Les déchets TFA stockés au Cires sont principalement issus du démantèlement
Ouvert en 2003, le Centre industriel de regroupement, d’entreposage et de stockage (Cires) a accueilli, à fin décembre 2019, plus de 396 350 m3 de déchets de très faible activité (TFA), soit 61 % de sa capacité totale de stockage autorisé (650 000 m3).
Les déchets TFA sont principalement produits lors des opérations de démantèlement des installations nucléaires (gravats, déchets métalliques, terres, etc.). « Ce volume devrait atteindre 2 100 000 m3 à 2 300 000 m3 à la fin des opérations de démantèlement du parc nucléaire français, détaille Eric Lanès, chef du service solutions industrielles à l’Andra. On voit que, dans sa configuration actuelle, le Cires ne suffira pas. »
Zone de stockage des déchets TFA au Cires
Economiser le stockage, une ressource rare
Pour faire face à cette situation, l’Andra cherche des solutions pragmatiques. Tout en conservant le niveau de sûreté du Cires, l’Agence a déjà mené des opérations d’optimisation afin de stocker sur une même emprise un volume de déchets plus important. Une révision de la conception des alvéoles (approfondissement, raidissement et élargissement des pentes) et des dispositions de stockage (augmentation de la hauteur totale d’empilement des déchets) ont ainsi permis un gain de stockage de 56 % par rapport au concept initial. « Grâce à ces optimisations, nous avons aujourd’hui la possibilité technique de stocker 900 000 m3 de déchets sur le Cires, à superficie égale et à condition d’y être autorisés », poursuit Éric Lanès. À ce titre, l’Andra déposera une demande d’augmentation de la capacité du centre en 2022. Parallèlement, la création d’un nouveau centre est également à l’étude. « Nous anticipons sur les besoins futurs, en réfléchissant dès à présent à la possibilité de créer un deuxième centre de stockage de déchets TFA. »
De nouveaux enjeux à prendre en compte
Dans le contexte futur du démantèlement des installations nucléaires, se posent de nouvelles questions et en particulier celle du bilan environnemental global de la gestion de ces déchets. « Aujourd’hui nous gérons les déchets TFA, dans un principe de précaution, en les stockant sur un centre destiné à les recevoir.

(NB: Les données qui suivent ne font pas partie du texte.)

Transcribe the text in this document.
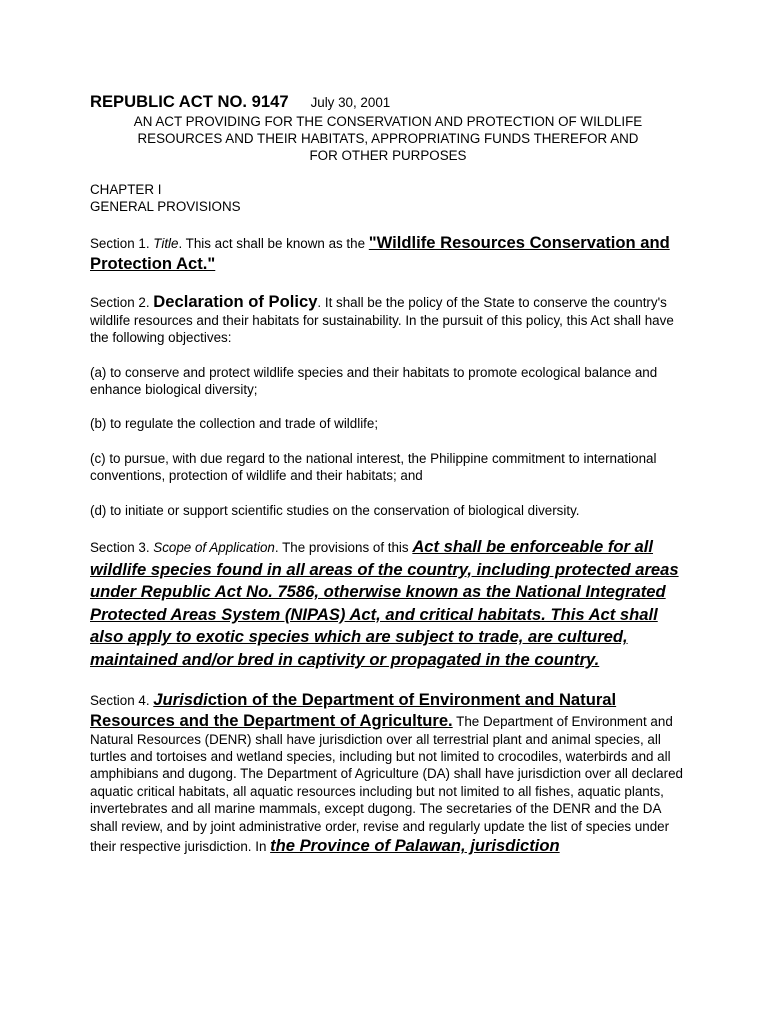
REPUBLIC ACT NO. 9147 July 30, 2001

AN ACT PROVIDING FOR THE CONSERVATION AND PROTECTION OF WILDLIFE
RESOURCES AND THEIR HABITATS, APPROPRIATING FUNDS THEREFOR AND
FOR OTHER PURPOSES

CHAPTER I
GENERAL PROVISIONS

Section 1. Title. This act shall be known as the "Wildlife Resources Conservation and Protection Act."

Section 2. Declaration of Policy. It shall be the policy of the State to conserve the country's wildlife resources and their habitats for sustainability. In the pursuit of this policy, this Act shall have the following objectives:

(a) to conserve and protect wildlife species and their habitats to promote ecological balance and enhance biological diversity;

(b) to regulate the collection and trade of wildlife;

(c) to pursue, with due regard to the national interest, the Philippine commitment to international conventions, protection of wildlife and their habitats; and

(d) to initiate or support scientific studies on the conservation of biological diversity.

Section 3. Scope of Application. The provisions of this Act shall be enforceable for all wildlife species found in all areas of the country, including protected areas under Republic Act No. 7586, otherwise known as the National Integrated Protected Areas System (NIPAS) Act, and critical habitats. This Act shall also apply to exotic species which are subject to trade, are cultured, maintained and/or bred in captivity or propagated in the country.

Section 4. Jurisdiction of the Department of Environment and Natural Resources and the Department of Agriculture. The Department of Environment and Natural Resources (DENR) shall have jurisdiction over all terrestrial plant and animal species, all turtles and tortoises and wetland species, including but not limited to crocodiles, waterbirds and all amphibians and dugong. The Department of Agriculture (DA) shall have jurisdiction over all declared aquatic critical habitats, all aquatic resources including but not limited to all fishes, aquatic plants, invertebrates and all marine mammals, except dugong. The secretaries of the DENR and the DA shall review, and by joint administrative order, revise and regularly update the list of species under their respective jurisdiction. In the Province of Palawan, jurisdiction
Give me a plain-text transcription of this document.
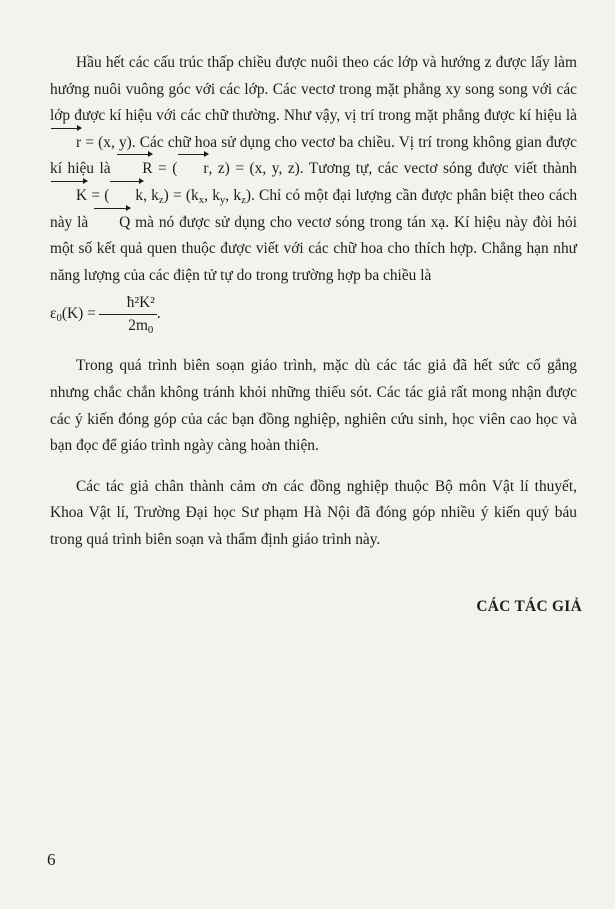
Hầu hết các cấu trúc thấp chiều được nuôi theo các lớp và hướng z được lấy làm hướng nuôi vuông góc với các lớp. Các vectơ trong mặt phẳng xy song song với các lớp được kí hiệu với các chữ thường. Như vậy, vị trí trong mặt phẳng được kí hiệu là r = (x, y). Các chữ hoa sử dụng cho vectơ ba chiều. Vị trí trong không gian được kí hiệu là R = ( r, z) = (x, y, z). Tương tự, các vectơ sóng được viết thành K = ( k, $k_z) = (k_x$, $k_y$, $k_z$). Chỉ có một đại lượng cần được phân biệt theo cách này là Q mà nó được sử dụng cho vectơ sóng trong tán xạ. Kí hiệu này đòi hỏi một số kết quả quen thuộc được viết với các chữ hoa cho thích hợp. Chẳng hạn như năng lượng của các điện tử tự do trong trường hợp ba chiều là
$\varepsilon_0(K) = \frac{\text{ħ²K²}}{2m_0}$ .

Trong quá trình biên soạn giáo trình, mặc dù các tác giả đã hết sức cố gắng nhưng chắc chắn không tránh khỏi những thiếu sót. Các tác giả rất mong nhận được các ý kiến đóng góp của các bạn đồng nghiệp, nghiên cứu sinh, học viên cao học và bạn đọc để giáo trình ngày càng hoàn thiện.

Các tác giả chân thành cảm ơn các đồng nghiệp thuộc Bộ môn Vật lí thuyết, Khoa Vật lí, Trường Đại học Sư phạm Hà Nội đã đóng góp nhiều ý kiến quý báu trong quá trình biên soạn và thẩm định giáo trình này.

CÁC TÁC GIẢ
6
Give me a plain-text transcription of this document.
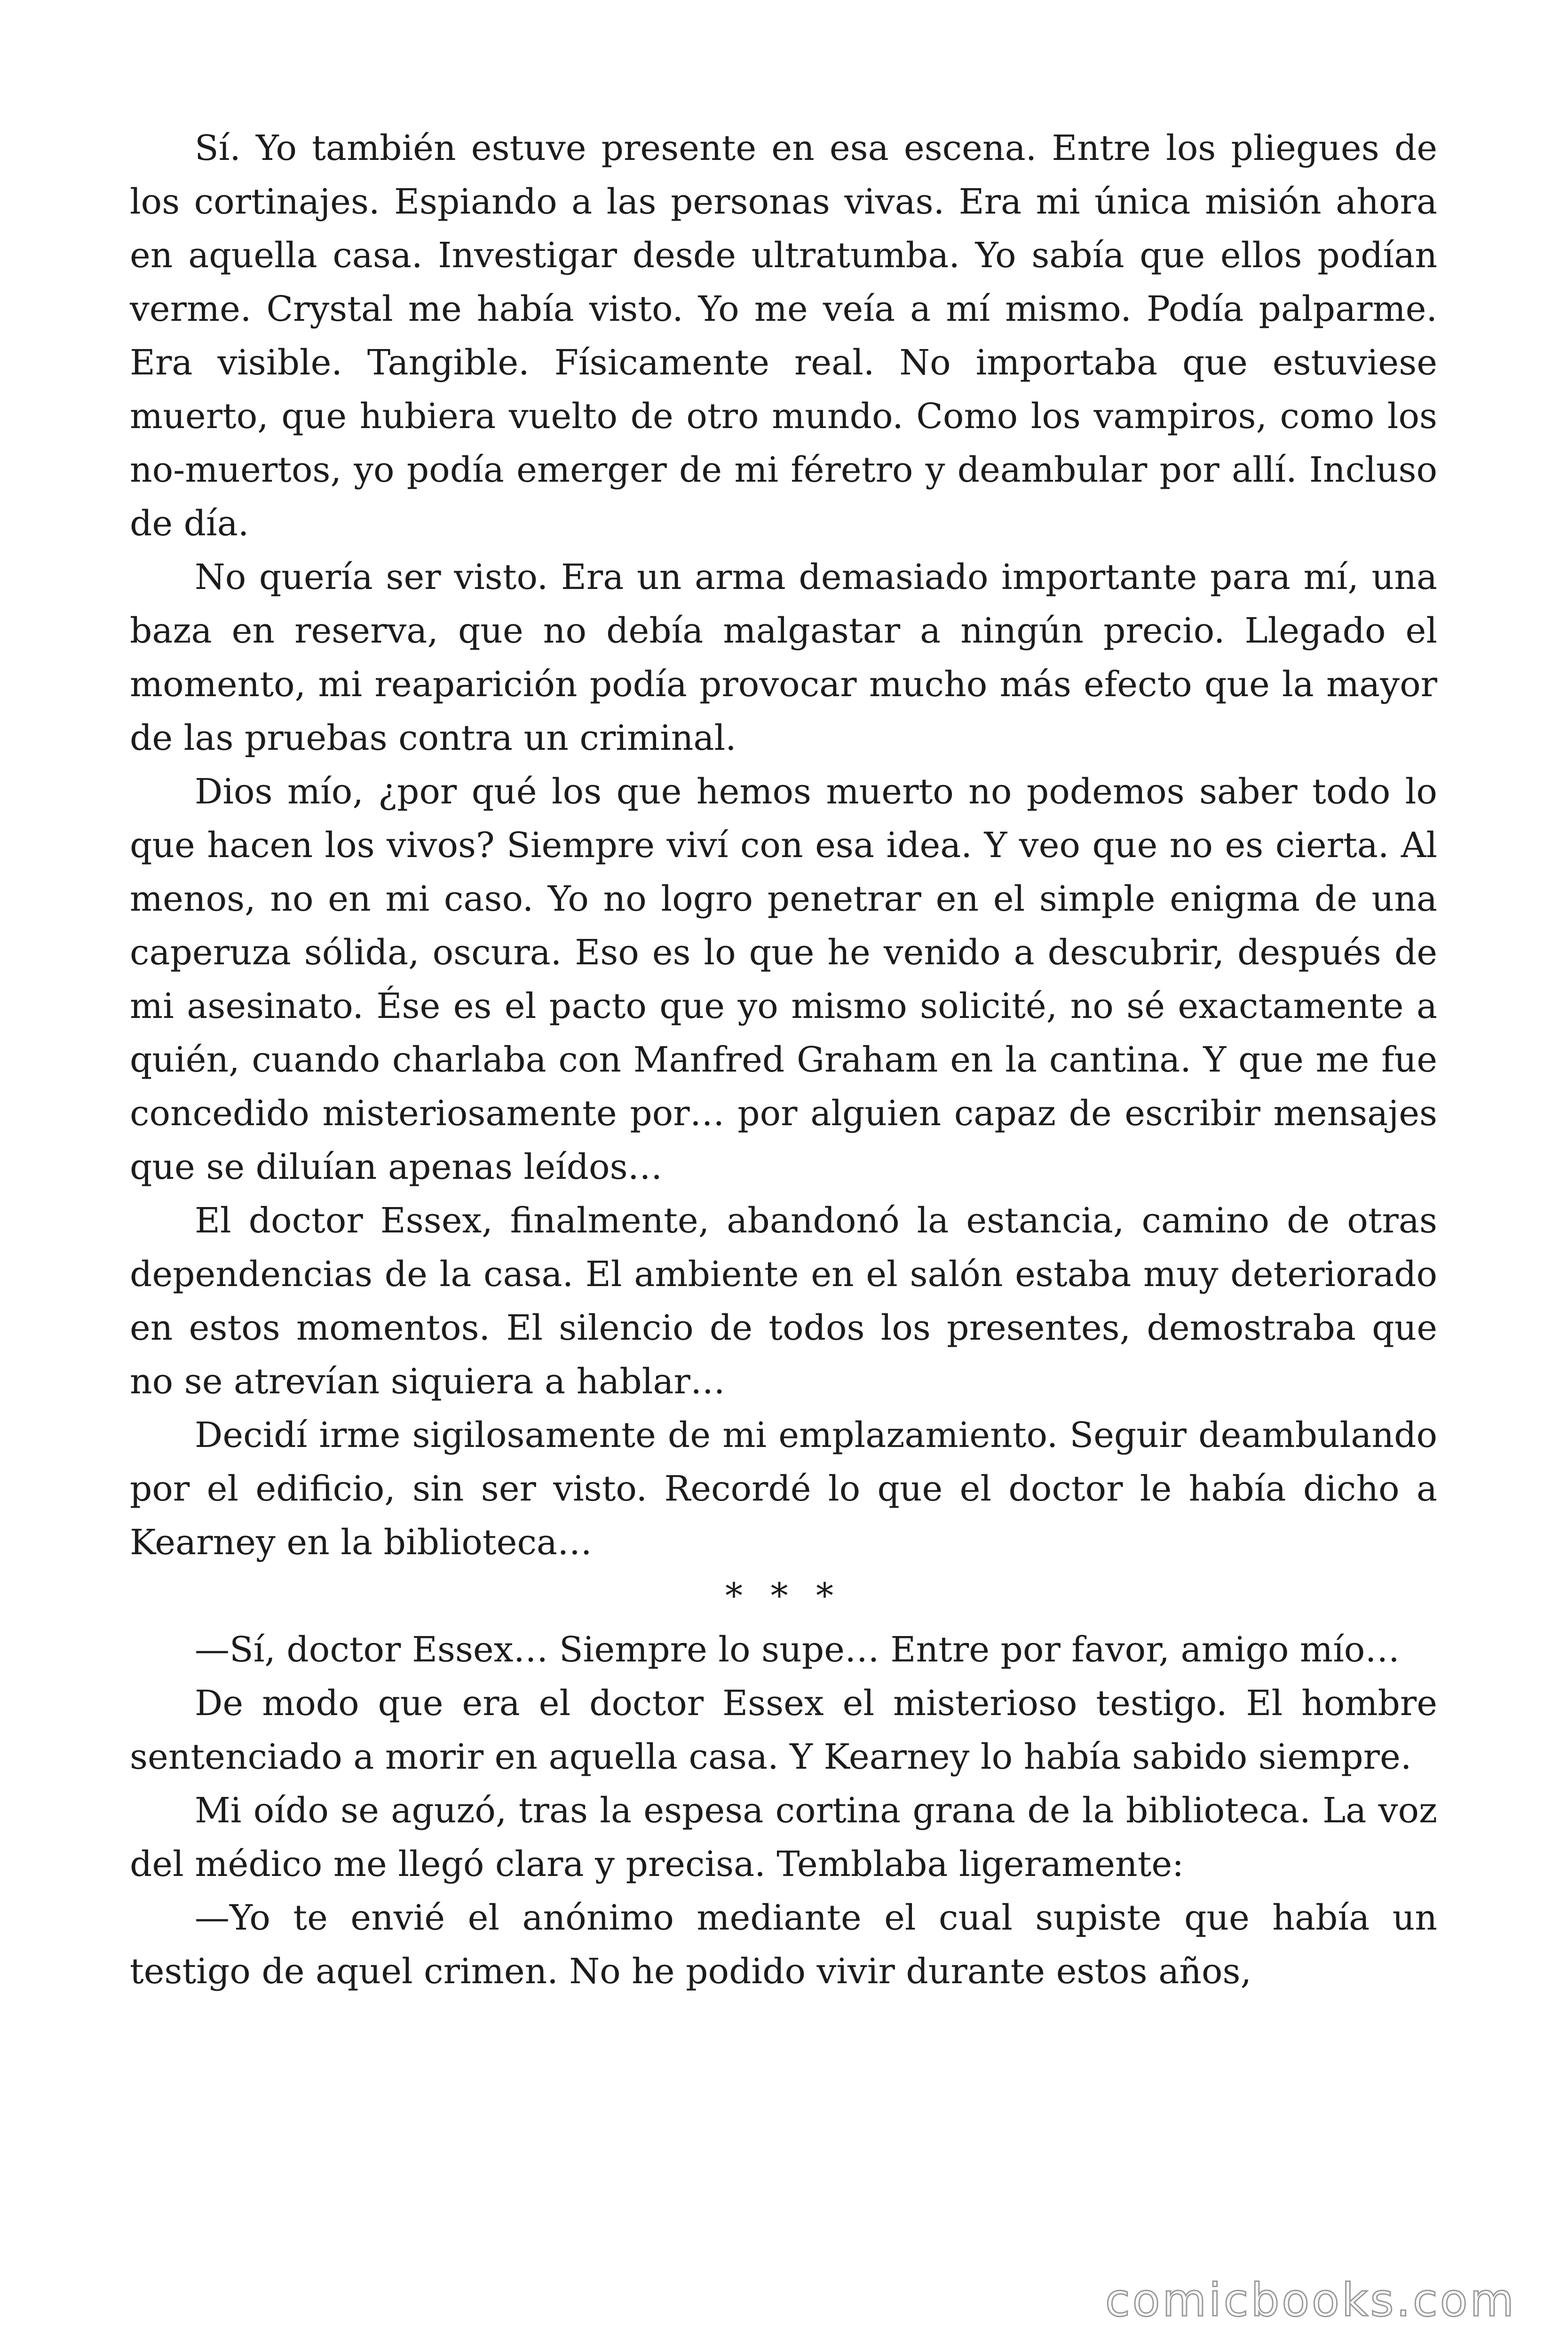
Sí. Yo también estuve presente en esa escena. Entre los pliegues de los cortinajes. Espiando a las personas vivas. Era mi única misión ahora en aquella casa. Investigar desde ultratumba. Yo sabía que ellos podían verme. Crystal me había visto. Yo me veía a mí mismo. Podía palparme. Era visible. Tangible. Físicamente real. No importaba que estuviese muerto, que hubiera vuelto de otro mundo. Como los vampiros, como los no-muertos, yo podía emerger de mi féretro y deambular por allí. Incluso de día.

No quería ser visto. Era un arma demasiado importante para mí, una baza en reserva, que no debía malgastar a ningún precio. Llegado el momento, mi reaparición podía provocar mucho más efecto que la mayor de las pruebas contra un criminal.

Dios mío, ¿por qué los que hemos muerto no podemos saber todo lo que hacen los vivos? Siempre viví con esa idea. Y veo que no es cierta. Al menos, no en mi caso. Yo no logro penetrar en el simple enigma de una caperuza sólida, oscura. Eso es lo que he venido a descubrir, después de mi asesinato. Ése es el pacto que yo mismo solicité, no sé exactamente a quién, cuando charlaba con Manfred Graham en la cantina. Y que me fue concedido misteriosamente por… por alguien capaz de escribir mensajes que se diluían apenas leídos…

El doctor Essex, finalmente, abandonó la estancia, camino de otras dependencias de la casa. El ambiente en el salón estaba muy deteriorado en estos momentos. El silencio de todos los presentes, demostraba que no se atrevían siquiera a hablar…

Decidí irme sigilosamente de mi emplazamiento. Seguir deambulando por el edificio, sin ser visto. Recordé lo que el doctor le había dicho a Kearney en la biblioteca…

* * *

—Sí, doctor Essex… Siempre lo supe… Entre por favor, amigo mío…

De modo que era el doctor Essex el misterioso testigo. El hombre sentenciado a morir en aquella casa. Y Kearney lo había sabido siempre.

Mi oído se aguzó, tras la espesa cortina grana de la biblioteca. La voz del médico me llegó clara y precisa. Temblaba ligeramente:

—Yo te envié el anónimo mediante el cual supiste que había un testigo de aquel crimen. No he podido vivir durante estos años,

comicbooks.com
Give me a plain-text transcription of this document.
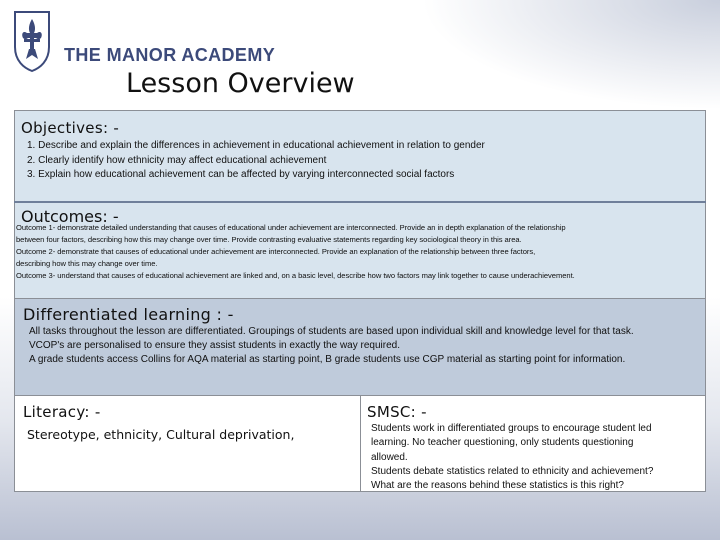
THE MANOR ACADEMY
Lesson Overview
Objectives: -
1. Describe and explain the differences in achievement in educational achievement in relation to gender
2. Clearly identify how ethnicity may affect educational achievement
3. Explain how educational achievement can be affected by varying interconnected social factors
Outcomes: -
Outcome 1- demonstrate detailed understanding that causes of educational under achievement are interconnected. Provide an in depth explanation of the relationship
between four factors, describing how this may change over time. Provide contrasting evaluative statements regarding key sociological theory in this area.
Outcome 2- demonstrate that causes of educational under achievement are interconnected. Provide an explanation of the relationship between three factors,
describing how this may change over time.
Outcome 3- understand that causes of educational achievement are linked and, on a basic level, describe how two factors may link together to cause underachievement.
Differentiated learning : -
All tasks throughout the lesson are differentiated. Groupings of students are based upon individual skill and knowledge level for that task.
VCOP's are personalised to ensure they assist students in exactly the way required.
A grade students access Collins for AQA material as starting point, B grade students use CGP material as starting point for information.
Literacy: -
Stereotype, ethnicity, Cultural deprivation,
SMSC: -
Students work in differentiated groups to encourage student led
learning. No teacher questioning, only students questioning
allowed.
Students debate statistics related to ethnicity and achievement?
What are the reasons behind these statistics is this right?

On sait pour autant que 30 à 50 % de ces déchets ne sont pas dangereux car ils ne présentent pas de trace de radioactivité ou à des niveaux de radioactivité extrêmement faibles », explique Patrice Torres, directeur des opérations industrielles de l’Andra.
Le stockage en un lieu unique de tous les déchets TFA est-il le mode de gestion le plus pertinent ? « Pour stocker ces déchets, il faut leur faire traverser une partie de la France, sur des camions ou des trains, alors qu’au regard de leur dangerosité on pourrait soit les stocker au plus près de là où on les démantèle, soit en revaloriser une partie », souligne Patrice Torres. Pour mieux prendre en compte ces enjeux environnementaux, l’Andra étudie des modes de gestion complémentaires et/ou alternatifs au stockage. Parmi les pistes envisagées, certaines sont déjà mises en œuvre comme la réduction des volumes grâce à des techniques de compactage, d’incinération ou de fusion. D’autres restent à développer telles que le stockage sur les sites en démantèlement ou encore le recyclage des matériaux dont l’activité est extrêmement faible voire inexistante et des modalités à mettre en œuvre pour assurer leur traçabilité.
La gestion des déchets de démantèlement était un des sujets du débat public qui s’est tenu en 2019 dans le cadre de la préparation de la cinquième édition du Plan national de gestion des matières et des déchets radioactifs (PNGMDR). Les décisions du ministère de la transition écologique et solidaire et l’Autorité de sûreté nucléaire consécutives à ce débat ont été publiées le 21 février dernier.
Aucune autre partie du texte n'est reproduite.